A ciò si aggiunga che poiché il decreto di nomina contiene la definizione dei poteri e degli obblighi dell’amministratore e l’individuazione, in relazione alla specificità della situazione e delle esigenze del soggetto amministrato, degli atti che l’amministratore ha il potere di compiere in nome e per conto di quest’ultimo e quelli che costui può compiere da solo, in mancanza di apposite previsioni da parte dello stesso l’amministratore di sostegno non assume una posizione di garanzia rispetto ai beni della vita e dell’incolumità individuale del soggetto incapace.

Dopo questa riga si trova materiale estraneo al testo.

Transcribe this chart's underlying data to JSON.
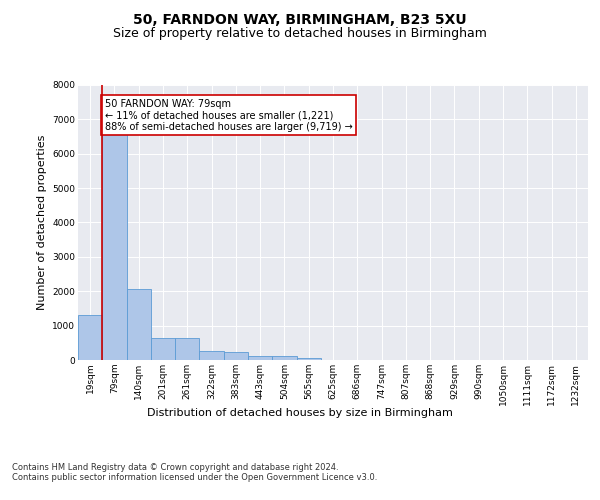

La Corte di Cassazione con la sentenza n. 7974/2016 vuole, dunque, esprimere il principio di diritto secondo cui il ruolo dell’amministratore di sostegno è di aiutare a gestire i propri interessi patrimoniali le persone che non siano in grado di provvedervi autonomamente e non può estendersi fino a ricomprendere anche la cura della persona o la garanzia rispetto ai beni della vita e dell'incolumità individuale del soggetto posto sotto la sua assistenza, salvo diverse ed apposite previsioni contenute nel decreto di nomina. In tali condizioni non è, pertanto, possibile ascrivere allo stesso alcun reato di abbandono di incapace ex art. 591 c.p., che richiede, al contrario, per la sua configurabilità un soggetto che riveste una posizione di garanzia nei confronti del minore o dell’incapace.